Deux motions de censure ont déjà été déposées contre ce recours à l’article 49.3 par le gouvernement d’Édouard Philippe, par la droite et la gauche.
Par Maurice Duteil
La manœuvre était attendue. Samedi 29 février, le Premier ministre Édouard Philippe a engagé devant l’Assemblée nationale la responsabilité du gouvernement pour faire adopter sans vote le projet de réforme des retraites, avec le recours à l’article 49.3 de la Constitution.
Au treizième jour d’échanges dans l’hémicycle, Édouard Philippe est monté à la tribune pour faire cette annonce surprise, afin de « mettre fin à cet épisode de non-débat » avec les oppositions et « permettre à la suite du processus législatif de s’engager », a-t-il déclaré sous les applaudissements de la majorité. « Passage en force », a lancé dans les couloirs de l’assemblée l’Insoumis François Ruffin, très remonté, qui a confirmé une motion de censure de gauche à venir. La droite pourrait en déposer une également, mais pas commune avec la gauche. Deux motions de censure, de la droite et de la gauche, avaient été déposées dans la foulée, samedi.
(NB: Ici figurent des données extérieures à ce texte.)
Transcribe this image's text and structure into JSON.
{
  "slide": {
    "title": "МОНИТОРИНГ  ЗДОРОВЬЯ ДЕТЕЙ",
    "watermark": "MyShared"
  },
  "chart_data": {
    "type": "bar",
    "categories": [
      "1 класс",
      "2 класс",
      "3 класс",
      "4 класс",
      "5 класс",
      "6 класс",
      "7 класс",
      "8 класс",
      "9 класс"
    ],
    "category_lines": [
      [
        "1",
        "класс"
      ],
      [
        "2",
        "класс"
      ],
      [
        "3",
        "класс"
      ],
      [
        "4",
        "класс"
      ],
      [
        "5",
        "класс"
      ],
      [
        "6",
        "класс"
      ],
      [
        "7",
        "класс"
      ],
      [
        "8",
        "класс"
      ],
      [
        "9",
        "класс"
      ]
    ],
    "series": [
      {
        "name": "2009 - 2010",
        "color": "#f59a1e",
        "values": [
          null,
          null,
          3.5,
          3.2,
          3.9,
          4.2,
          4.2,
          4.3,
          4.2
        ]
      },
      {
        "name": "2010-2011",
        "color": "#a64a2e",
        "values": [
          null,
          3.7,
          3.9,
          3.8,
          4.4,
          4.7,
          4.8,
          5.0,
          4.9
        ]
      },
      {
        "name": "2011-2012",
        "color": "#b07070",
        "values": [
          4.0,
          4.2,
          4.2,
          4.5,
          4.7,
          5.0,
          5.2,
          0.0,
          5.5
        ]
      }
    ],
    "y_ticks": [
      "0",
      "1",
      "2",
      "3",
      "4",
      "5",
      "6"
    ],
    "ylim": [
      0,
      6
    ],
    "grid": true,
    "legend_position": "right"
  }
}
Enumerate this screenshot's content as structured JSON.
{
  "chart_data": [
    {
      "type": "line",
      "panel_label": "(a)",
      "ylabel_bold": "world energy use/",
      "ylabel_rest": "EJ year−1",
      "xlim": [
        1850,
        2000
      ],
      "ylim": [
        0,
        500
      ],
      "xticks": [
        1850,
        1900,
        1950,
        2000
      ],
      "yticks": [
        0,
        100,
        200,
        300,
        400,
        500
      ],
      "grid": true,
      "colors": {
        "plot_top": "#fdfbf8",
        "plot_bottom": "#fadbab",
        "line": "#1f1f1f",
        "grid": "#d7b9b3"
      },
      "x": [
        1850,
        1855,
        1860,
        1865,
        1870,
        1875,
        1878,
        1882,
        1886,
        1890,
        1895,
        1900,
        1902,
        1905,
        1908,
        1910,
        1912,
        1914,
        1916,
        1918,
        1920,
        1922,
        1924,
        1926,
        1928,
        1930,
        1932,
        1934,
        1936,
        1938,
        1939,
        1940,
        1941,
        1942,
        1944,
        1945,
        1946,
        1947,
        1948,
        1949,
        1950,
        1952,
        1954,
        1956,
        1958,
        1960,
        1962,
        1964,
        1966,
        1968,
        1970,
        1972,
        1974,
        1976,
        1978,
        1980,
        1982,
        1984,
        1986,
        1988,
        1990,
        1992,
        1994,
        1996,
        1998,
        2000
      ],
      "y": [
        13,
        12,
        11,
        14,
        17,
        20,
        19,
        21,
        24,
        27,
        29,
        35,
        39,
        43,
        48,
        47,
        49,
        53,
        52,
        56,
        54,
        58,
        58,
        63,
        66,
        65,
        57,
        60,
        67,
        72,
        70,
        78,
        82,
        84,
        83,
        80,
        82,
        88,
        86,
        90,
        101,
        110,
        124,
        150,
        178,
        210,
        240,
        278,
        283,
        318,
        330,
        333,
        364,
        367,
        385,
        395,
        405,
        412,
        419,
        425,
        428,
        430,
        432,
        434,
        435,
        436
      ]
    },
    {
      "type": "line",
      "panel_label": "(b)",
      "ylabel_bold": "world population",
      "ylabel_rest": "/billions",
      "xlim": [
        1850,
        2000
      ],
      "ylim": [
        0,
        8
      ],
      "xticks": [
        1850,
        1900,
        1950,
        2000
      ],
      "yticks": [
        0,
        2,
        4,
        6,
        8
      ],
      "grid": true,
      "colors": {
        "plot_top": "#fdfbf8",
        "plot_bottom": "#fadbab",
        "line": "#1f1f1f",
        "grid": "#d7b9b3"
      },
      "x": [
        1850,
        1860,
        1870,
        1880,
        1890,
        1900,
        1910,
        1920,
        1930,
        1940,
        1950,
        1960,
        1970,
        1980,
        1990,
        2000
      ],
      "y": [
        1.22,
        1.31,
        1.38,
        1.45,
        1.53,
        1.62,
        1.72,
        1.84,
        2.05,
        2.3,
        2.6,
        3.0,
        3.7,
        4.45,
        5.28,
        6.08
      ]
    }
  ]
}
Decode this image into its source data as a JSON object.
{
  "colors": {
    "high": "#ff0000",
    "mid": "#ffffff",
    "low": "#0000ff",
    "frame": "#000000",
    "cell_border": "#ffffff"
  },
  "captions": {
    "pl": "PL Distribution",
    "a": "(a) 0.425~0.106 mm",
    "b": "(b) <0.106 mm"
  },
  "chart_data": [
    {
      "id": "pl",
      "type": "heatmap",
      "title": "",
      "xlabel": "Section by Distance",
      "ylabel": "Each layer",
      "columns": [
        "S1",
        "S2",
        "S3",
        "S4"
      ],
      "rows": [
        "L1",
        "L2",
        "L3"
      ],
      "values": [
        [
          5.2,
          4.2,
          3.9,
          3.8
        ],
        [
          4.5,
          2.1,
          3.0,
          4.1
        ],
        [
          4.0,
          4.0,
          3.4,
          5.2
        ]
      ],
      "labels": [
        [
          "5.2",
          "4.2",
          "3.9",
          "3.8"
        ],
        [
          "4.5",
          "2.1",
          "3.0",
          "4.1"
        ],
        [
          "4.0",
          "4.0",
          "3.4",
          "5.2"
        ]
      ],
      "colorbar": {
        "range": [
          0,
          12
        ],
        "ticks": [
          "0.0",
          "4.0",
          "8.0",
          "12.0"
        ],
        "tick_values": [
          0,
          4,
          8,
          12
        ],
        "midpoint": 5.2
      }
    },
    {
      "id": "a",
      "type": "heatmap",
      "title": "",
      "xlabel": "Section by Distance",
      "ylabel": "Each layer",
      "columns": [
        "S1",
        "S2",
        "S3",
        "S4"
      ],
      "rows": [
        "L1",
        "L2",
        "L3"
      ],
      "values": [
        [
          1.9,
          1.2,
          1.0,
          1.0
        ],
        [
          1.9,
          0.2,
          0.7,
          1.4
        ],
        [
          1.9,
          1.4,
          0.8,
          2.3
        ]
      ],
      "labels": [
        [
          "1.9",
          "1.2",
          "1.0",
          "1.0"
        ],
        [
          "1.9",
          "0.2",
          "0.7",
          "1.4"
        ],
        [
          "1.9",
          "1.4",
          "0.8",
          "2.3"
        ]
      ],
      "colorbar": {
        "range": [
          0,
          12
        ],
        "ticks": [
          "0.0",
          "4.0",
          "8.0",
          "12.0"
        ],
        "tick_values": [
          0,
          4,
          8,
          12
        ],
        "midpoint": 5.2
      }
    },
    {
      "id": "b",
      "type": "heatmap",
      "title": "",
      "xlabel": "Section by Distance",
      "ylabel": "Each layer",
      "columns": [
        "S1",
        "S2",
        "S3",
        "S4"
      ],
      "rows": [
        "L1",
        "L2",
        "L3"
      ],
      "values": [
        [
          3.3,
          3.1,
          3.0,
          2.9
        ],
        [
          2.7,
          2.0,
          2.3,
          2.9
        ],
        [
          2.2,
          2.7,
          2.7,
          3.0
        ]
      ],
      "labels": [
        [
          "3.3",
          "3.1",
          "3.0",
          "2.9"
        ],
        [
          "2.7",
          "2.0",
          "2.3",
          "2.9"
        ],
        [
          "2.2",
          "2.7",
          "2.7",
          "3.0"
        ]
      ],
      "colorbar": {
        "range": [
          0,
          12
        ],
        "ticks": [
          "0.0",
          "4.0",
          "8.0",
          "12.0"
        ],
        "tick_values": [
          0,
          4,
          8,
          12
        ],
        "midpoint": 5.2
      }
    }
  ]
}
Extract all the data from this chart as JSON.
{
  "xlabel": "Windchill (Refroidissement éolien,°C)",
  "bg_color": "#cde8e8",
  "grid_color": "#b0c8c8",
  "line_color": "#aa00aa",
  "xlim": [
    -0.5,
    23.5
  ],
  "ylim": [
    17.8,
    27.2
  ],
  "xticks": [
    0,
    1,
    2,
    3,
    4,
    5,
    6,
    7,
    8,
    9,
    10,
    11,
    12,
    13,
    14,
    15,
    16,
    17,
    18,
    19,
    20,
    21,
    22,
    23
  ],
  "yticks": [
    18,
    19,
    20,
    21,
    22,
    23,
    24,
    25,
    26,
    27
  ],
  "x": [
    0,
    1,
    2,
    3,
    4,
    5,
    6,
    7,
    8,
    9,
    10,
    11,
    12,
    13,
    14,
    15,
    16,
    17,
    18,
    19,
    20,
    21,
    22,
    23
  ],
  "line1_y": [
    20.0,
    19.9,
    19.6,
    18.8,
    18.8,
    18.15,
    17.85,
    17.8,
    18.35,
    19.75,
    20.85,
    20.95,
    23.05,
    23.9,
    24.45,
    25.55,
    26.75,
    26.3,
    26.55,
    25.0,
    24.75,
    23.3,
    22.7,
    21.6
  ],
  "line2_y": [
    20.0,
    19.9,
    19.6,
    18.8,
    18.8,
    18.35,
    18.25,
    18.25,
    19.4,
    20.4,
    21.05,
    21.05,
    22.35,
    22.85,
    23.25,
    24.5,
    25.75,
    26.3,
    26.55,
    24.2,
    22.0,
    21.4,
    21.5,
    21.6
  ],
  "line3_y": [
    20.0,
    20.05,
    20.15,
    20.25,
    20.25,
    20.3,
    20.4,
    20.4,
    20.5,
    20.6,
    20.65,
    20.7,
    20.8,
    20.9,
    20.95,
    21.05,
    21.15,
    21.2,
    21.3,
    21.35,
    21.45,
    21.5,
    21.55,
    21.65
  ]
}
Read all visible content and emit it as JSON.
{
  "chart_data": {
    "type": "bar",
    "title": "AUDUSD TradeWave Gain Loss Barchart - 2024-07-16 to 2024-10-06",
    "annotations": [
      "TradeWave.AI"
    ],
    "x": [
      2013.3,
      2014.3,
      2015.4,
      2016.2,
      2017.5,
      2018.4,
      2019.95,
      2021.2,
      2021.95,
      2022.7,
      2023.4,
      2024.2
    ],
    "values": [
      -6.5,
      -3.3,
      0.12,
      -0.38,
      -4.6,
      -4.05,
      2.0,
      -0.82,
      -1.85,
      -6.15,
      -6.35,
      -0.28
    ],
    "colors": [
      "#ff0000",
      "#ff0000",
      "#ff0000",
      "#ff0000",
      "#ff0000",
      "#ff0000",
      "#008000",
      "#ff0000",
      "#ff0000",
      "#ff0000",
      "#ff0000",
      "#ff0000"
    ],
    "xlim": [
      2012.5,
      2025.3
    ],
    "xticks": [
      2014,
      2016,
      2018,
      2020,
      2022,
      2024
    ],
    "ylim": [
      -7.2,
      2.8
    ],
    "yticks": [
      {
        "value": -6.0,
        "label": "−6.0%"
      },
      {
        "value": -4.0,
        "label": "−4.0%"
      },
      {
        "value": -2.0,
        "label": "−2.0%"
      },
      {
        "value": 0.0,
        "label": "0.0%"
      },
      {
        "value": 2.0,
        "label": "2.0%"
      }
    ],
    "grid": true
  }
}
« Après plus de 115 heures de débat en séance publique, de jour comme de nuit, week-ends inclus, l’Assemblée nationale en est arrivée à l’examen de l’article 8 d’un projet de loi ordinaire qui en comporte 65 », a souligné le chef du gouvernement, qui a obtenu le feu vert pour un 49.3 en conseil des ministres à la mi-journée.
« Bien souvent, le recours à l’article 49 alinéa 3 de la Constitution a été utilisé par des gouvernements obligés de faire face à l’hostilité de leur majorité sur un texte de loi ou sur une ligne politique », mais « ce n’est pas le cas aujourd’hui », a-t-il enchaîné. « Cette majorité, dont la diversité est une chance, s’est engagée lors des élections législatives de 2017 à créer un système universel de retraites, une des réformes les plus ambitieuses et les plus courageuses de ces dernières années. »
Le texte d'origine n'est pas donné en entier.